We found that when we had FPP that the government did not represent the people. Rob Muldoon was happily ruining the nation without the consent of the governed, and the next, Labour, behaved in a similar manner but that pain was nessary in hindsight. {allthough I do freely admit that I voted against MMP, I have since changed my mind}.
I have since then been of the opinion that the government should represent the expressed will of the people. FPP does not, and cannot, deliver that.
FFP/MMP is completely different kettle of fish than having a divided executive or not. Even within MMP there is potential for governing without consent of the governed through the 5% cutoffs and overhangs from electoral votes. It may be a more democratic system, but I remain unconvinced that more democracy is what the US needs.

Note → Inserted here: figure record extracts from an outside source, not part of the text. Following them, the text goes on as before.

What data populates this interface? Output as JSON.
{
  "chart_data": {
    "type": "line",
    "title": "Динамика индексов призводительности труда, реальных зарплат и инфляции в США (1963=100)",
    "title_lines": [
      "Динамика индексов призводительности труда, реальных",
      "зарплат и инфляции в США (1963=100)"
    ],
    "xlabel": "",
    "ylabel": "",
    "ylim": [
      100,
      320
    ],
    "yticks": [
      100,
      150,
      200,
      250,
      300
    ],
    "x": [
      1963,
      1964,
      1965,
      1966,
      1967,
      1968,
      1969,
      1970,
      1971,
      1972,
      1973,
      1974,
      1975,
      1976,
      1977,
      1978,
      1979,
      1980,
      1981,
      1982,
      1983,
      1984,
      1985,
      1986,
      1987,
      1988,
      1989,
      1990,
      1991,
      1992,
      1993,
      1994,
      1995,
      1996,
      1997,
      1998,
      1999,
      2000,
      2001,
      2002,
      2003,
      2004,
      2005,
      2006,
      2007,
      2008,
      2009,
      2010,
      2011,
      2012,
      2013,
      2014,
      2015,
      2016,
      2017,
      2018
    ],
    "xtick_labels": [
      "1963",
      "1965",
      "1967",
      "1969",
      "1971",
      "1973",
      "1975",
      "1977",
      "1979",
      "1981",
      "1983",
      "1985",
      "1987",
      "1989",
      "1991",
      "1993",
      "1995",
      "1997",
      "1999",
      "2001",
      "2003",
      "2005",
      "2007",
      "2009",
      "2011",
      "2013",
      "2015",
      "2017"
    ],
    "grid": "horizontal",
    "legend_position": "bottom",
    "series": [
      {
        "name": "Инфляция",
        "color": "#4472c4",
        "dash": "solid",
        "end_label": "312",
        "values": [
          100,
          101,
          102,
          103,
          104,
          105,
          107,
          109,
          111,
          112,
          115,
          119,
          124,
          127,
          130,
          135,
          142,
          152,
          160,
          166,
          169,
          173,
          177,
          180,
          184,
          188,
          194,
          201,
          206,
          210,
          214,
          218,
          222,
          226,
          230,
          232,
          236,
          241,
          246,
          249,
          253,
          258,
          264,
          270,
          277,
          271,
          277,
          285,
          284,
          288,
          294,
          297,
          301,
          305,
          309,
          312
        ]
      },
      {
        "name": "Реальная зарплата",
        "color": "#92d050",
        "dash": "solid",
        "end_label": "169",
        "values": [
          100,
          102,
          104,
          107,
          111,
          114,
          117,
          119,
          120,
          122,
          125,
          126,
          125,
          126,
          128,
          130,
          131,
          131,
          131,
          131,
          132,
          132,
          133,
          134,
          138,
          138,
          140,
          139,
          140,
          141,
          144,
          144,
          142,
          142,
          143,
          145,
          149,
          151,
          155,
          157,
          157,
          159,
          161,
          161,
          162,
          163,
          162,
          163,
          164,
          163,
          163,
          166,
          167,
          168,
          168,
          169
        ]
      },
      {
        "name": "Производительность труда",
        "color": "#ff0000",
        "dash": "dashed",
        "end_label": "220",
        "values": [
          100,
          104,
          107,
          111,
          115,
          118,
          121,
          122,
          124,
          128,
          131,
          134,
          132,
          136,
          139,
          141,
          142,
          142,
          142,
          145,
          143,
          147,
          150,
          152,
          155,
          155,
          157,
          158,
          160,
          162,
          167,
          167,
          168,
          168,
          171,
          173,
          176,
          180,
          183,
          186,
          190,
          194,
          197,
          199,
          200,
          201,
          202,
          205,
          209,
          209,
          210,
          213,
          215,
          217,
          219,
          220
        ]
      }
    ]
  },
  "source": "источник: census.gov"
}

The reason the US doesn't have powerful third parties is because whenever they arise they cast a wrench into the system and one party or another co-opts the major issues. For instance when the Republican party rose up on the slavery issue they chewed up the whig party which died as was split between democrats and Republicans. When the Bull Moose Party split the electorate and let Wilson win the presidency, fences were quickly mended and a coalition of Republican progressives and old guards worked togethor till Herbert Hoover. Other nations have their issues represented by individual parties (like the Greens), in the US those types of issues are settled in the primaries (do you want a fundy republican or a libertarian republican running for the seat) and their are parties within parties. Very few issues don't get a voice in one party or the other and with a closing divided legislature, even minority parties can horse trade to get contentious bills through.